Gov. Gretchen Whitmer on Monday signed legislation authorizing $15 million in loans for farmers reeling from crop loss and damage during one of the wettest years in state history.
Whitmer signed House Bill 4234, a supplemental appropriation for farmers under the Qualified Agricultural Loan Origination Program, during a visit to a local farm in Charlotte to highlight the damage of extensive flooding. The visit comes after Whitmer previously requested disaster relief for farmers from President Donald Trump’s administration.
Across Michigan and the Midwest, heavy rainfall has slashed corn and soybean yields, with floods making it impossible to plant the normal volume of crops.
The state has endured 37.9 inches of rain between May 1, 2018, and April 30, 2019, according to Whitmer’s office. Sixty-four out of the state’s 83 counties have asked for disaster designations from the U.S. Department of Agriculture (USDA) due to the flooding.
Whitmer wrote U.S. Secretary of Agriculture Sonny Perdue in late June urging the USDA to declare a disaster designation in Michigan and allow farmers flexibility under the Federal Crop Insurance Program by permitting them to harvest cover crops in September instead of October for livestock feed. Perdue granted the request a day later.

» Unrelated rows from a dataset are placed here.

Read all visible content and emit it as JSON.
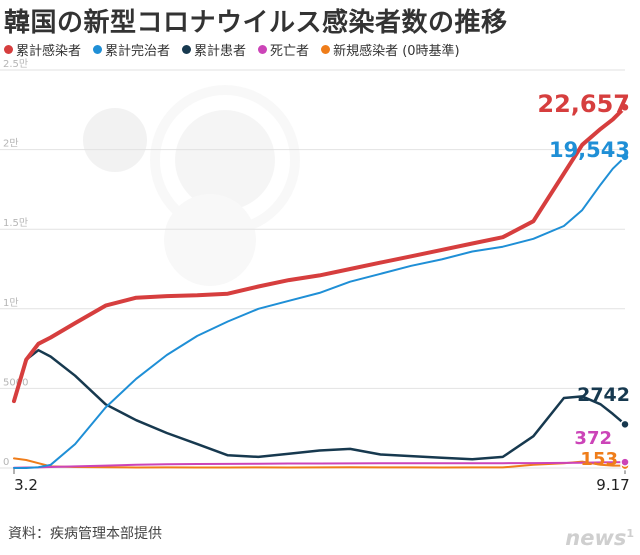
{
  "chart_data": {
    "type": "line",
    "title": "韓国の新型コロナウイルス感染者数の推移",
    "x_labels": [
      "3.2",
      "9.17"
    ],
    "y_ticks": [
      {
        "value": 0,
        "label": "0"
      },
      {
        "value": 5000,
        "label": "5000"
      },
      {
        "value": 10000,
        "label": "1만"
      },
      {
        "value": 15000,
        "label": "1.5만"
      },
      {
        "value": 20000,
        "label": "2만"
      },
      {
        "value": 25000,
        "label": "2.5만"
      }
    ],
    "ylim": [
      0,
      25000
    ],
    "grid": true,
    "legend_position": "top-left",
    "x_positions": [
      0,
      0.02,
      0.04,
      0.06,
      0.1,
      0.15,
      0.2,
      0.25,
      0.3,
      0.35,
      0.4,
      0.45,
      0.5,
      0.55,
      0.6,
      0.65,
      0.7,
      0.75,
      0.8,
      0.85,
      0.9,
      0.93,
      0.96,
      0.98,
      1.0
    ],
    "series": [
      {
        "name": "累計感染者",
        "color": "#d63e3e",
        "label": "22,657",
        "values": [
          4200,
          6800,
          7800,
          8200,
          9100,
          10200,
          10700,
          10800,
          10850,
          10950,
          11400,
          11800,
          12100,
          12500,
          12900,
          13300,
          13700,
          14100,
          14500,
          15500,
          18500,
          20300,
          21300,
          21900,
          22657
        ]
      },
      {
        "name": "累計完治者",
        "color": "#1f8fd6",
        "label": "19,543",
        "values": [
          0,
          0,
          50,
          200,
          1500,
          3800,
          5600,
          7100,
          8300,
          9200,
          10000,
          10500,
          11000,
          11700,
          12200,
          12700,
          13100,
          13600,
          13900,
          14400,
          15200,
          16200,
          17800,
          18800,
          19543
        ]
      },
      {
        "name": "累計患者",
        "color": "#17394f",
        "label": "2742",
        "values": [
          4200,
          6800,
          7400,
          7000,
          5800,
          4000,
          3000,
          2200,
          1500,
          800,
          700,
          900,
          1100,
          1200,
          850,
          750,
          650,
          550,
          700,
          2000,
          4400,
          4500,
          4000,
          3400,
          2742
        ]
      },
      {
        "name": "死亡者",
        "color": "#cc44b8",
        "label": "372",
        "values": [
          20,
          30,
          40,
          60,
          100,
          150,
          200,
          230,
          250,
          260,
          270,
          280,
          285,
          290,
          295,
          298,
          300,
          302,
          304,
          306,
          320,
          335,
          350,
          362,
          372
        ]
      },
      {
        "name": "新規感染者 (0時基準)",
        "color": "#ef7d1a",
        "label": "153",
        "values": [
          600,
          500,
          300,
          100,
          60,
          50,
          30,
          40,
          30,
          30,
          40,
          30,
          40,
          50,
          40,
          40,
          30,
          40,
          40,
          200,
          300,
          400,
          200,
          150,
          153
        ]
      }
    ]
  },
  "source": "資料：疾病管理本部提供",
  "logo": {
    "text": "news",
    "mark": "1"
  }
}
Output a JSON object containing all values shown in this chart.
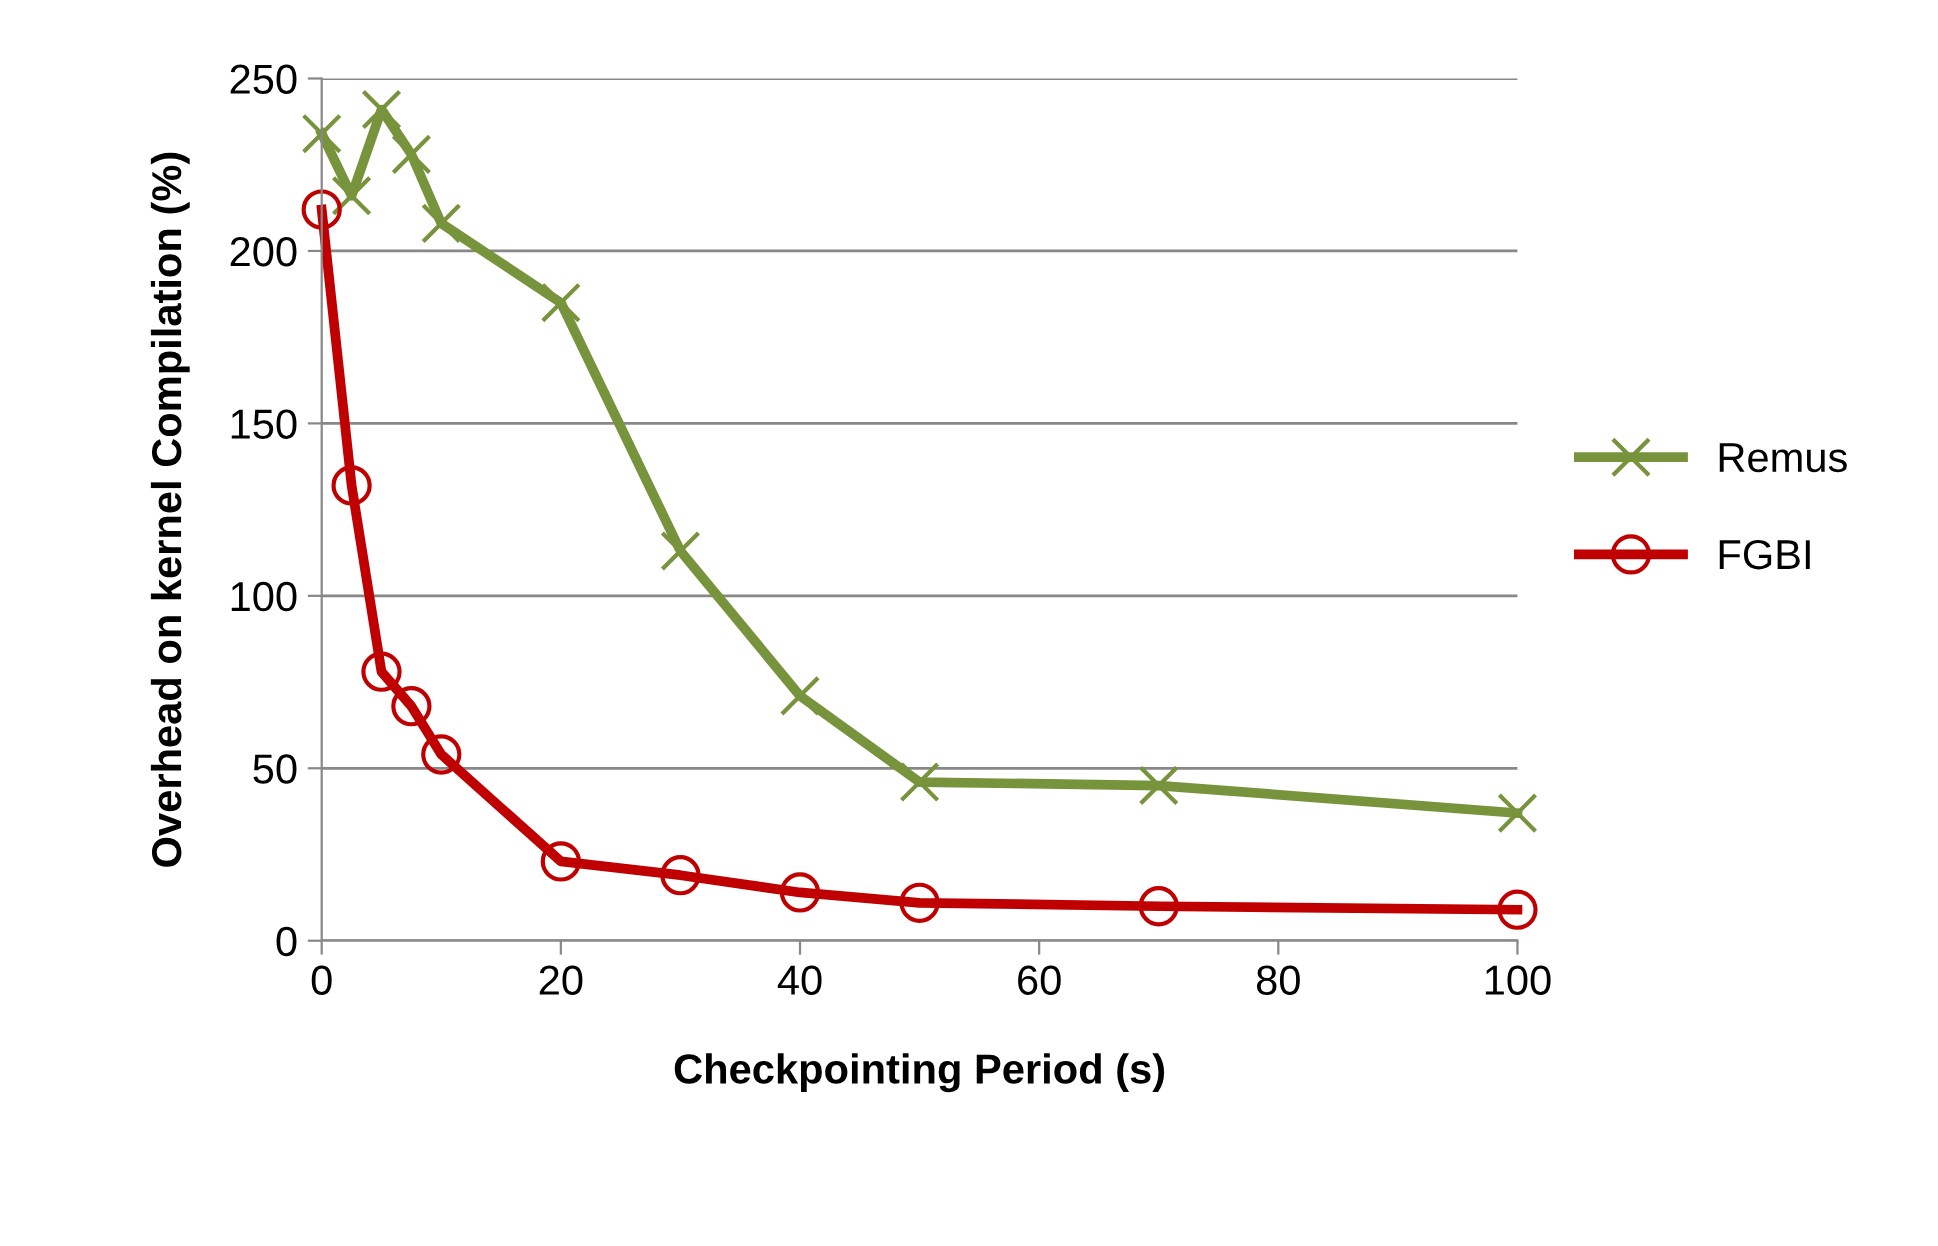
{
  "chart_data": {
    "type": "line",
    "xlabel": "Checkpointing Period (s)",
    "ylabel": "Overhead on kernel Compilation (%)",
    "x": [
      0,
      2.5,
      5,
      7.5,
      10,
      20,
      30,
      40,
      50,
      70,
      100
    ],
    "series": [
      {
        "name": "Remus",
        "color": "#77933c",
        "marker": "cross",
        "values": [
          234,
          216,
          241,
          228,
          208,
          185,
          113,
          71,
          46,
          45,
          37
        ]
      },
      {
        "name": "FGBI",
        "color": "#c00000",
        "marker": "circle",
        "values": [
          212,
          132,
          78,
          68,
          54,
          23,
          19,
          14,
          11,
          10,
          9
        ]
      }
    ],
    "xlim": [
      0,
      100
    ],
    "xticks": [
      0,
      20,
      40,
      60,
      80,
      100
    ],
    "ylim": [
      0,
      250
    ],
    "yticks": [
      0,
      50,
      100,
      150,
      200,
      250
    ],
    "grid": "y",
    "legend": "right",
    "line_style": "solid"
  }
}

Charlotte farmer Duane Smuts said he could plant roughly 60% of his intended soybean crop and 40% of the corn he meant to plant this year on his 3,000-acre farm.
“This is the worst [year] that I’ve experienced,” he said.
“We always go through some weather turmoils as farmers. It’s part of the business that we do. We are dependent on mother nature. But the longevity of this cool-and-wet spell just never afforded us an opportunity to plant all of our acres,” Smuts said.
Smuts said he’s thankful to have crop insurance, but that still will only recoup about 35 to 45% of the revenue he would earn in a normal year. Smuts said he’s still waiting to see how much of a financial hit the wet weather will mean for his business.
The governor said she saw extensive flooding across the state during a helicopter ride from Detroit to Camp Grayling to inspect National Guard troops a couple of weeks ago. She spoke with Smuts about the challenges his farm is facing on Monday.
“This is a family that is only able to put in half of their crops this year and it’s going to be very hard for them. There’s a personal toll, but there’s obviously a broader economic toll for our state,” Whitmer told reporters. “I could see field after field had patches of water, just sitting water. So this is the human and economic toll that weather like this can take.”
According to the governor’s office, Michigan farmers have only had three and a half days of weather conditions necessary for field work, with corn and soybean fields left largely unplanted.
The total economic toll is still unknown.
State Rep. Angela Witwer (D-Delta Twp.) said in a statement that the disaster loan legislation Whitmer signed Monday will help “provide financial security for families” and “plays an important role in fueling our economy.”
Witwer said the damage to crops from flooding “can be both devastating and far-reaching.”